I am writing in response to Andrew Reed ’21’s defense of Warren Kanders ’79 P’23 . Reed argued against calls for the University to remove Kanders from positions of influence at Brown and to reject any future donations from him. Reed’s premise is that criticism of Kanders is unfair because his involvement in Safariland cannot be directly tied to the improper use of its products to suppress protests.


But the question at large has never been whether Safariland’s tear gas was used improperly. The question is, rather, why Brown continues to associate with an individual who profits from the sale of a weapon used to harm people. Tear gas is a chemical weapon that is banned from use in war.  Reed considers tear gas a necessary tool for law enforcement agencies to disperse crowds and respond to violent protests. In explaining his point, he brings up a hypothetical Charlottesville-like situation where white supremacists are marching to a synagogue.


Let us think back to Charlottesville. Angry white men with tiki torches marched onto the University of Virginia’s campus. They marched on the streets of Charlottesville and were met with resistance only from anti-fascist protestors. By the end of the day, one protestor had died after a white supremacist rammed his car into the crowd. This is not an example of disproportionate force employed against unruly protesters. Rather, this is an example of no force employed at all. Police and law enforcement respond inconsistently to different protests – they are more violent and brutal when the protestors are brown and black. Ferguson in 2014 saw more tear gas than Charlottesville did three years later. Tear gas is not a weapon that targets everyone equally – it is used to quash dissent of black, brown and indigenous voices globally.

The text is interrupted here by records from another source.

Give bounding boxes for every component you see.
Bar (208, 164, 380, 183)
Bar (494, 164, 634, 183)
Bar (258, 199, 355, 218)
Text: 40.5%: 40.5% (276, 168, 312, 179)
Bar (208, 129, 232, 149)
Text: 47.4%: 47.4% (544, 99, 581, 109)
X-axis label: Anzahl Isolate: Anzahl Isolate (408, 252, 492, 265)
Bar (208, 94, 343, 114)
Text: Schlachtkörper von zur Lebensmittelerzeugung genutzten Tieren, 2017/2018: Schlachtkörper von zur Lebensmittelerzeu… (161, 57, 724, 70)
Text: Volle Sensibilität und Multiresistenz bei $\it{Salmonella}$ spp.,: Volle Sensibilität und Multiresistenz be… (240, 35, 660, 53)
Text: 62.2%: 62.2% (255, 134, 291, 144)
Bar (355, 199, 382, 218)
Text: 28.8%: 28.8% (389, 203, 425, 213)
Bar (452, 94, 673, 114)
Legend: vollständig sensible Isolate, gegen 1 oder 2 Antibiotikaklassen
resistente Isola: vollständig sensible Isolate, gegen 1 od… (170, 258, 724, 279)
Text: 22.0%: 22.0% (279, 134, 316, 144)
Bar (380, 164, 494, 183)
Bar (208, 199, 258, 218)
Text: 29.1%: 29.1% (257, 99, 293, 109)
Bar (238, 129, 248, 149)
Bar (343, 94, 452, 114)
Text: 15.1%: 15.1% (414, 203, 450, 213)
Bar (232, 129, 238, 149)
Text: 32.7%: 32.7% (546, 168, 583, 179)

Institutions in the United States, including Brown, have recognized when companies and individuals have done harm and have sought to disassociate themselves. The most evident example is Brown’s redirection of funds from the Sackler family for their involvement in fueling the opioid crisis. Brown recently announced that it would donate the money it had received from the family to programs tackling the crisis and that it would refuse further donations. Why was there such a disparate response? Why was there no controversy in this case? It is because, even though this crisis has touched all corners of America, the victims are perceived as middle-class white people.


If we recognize harm when it occurs to white, middle class Americans and hold people to account – then the same standard should apply across the board.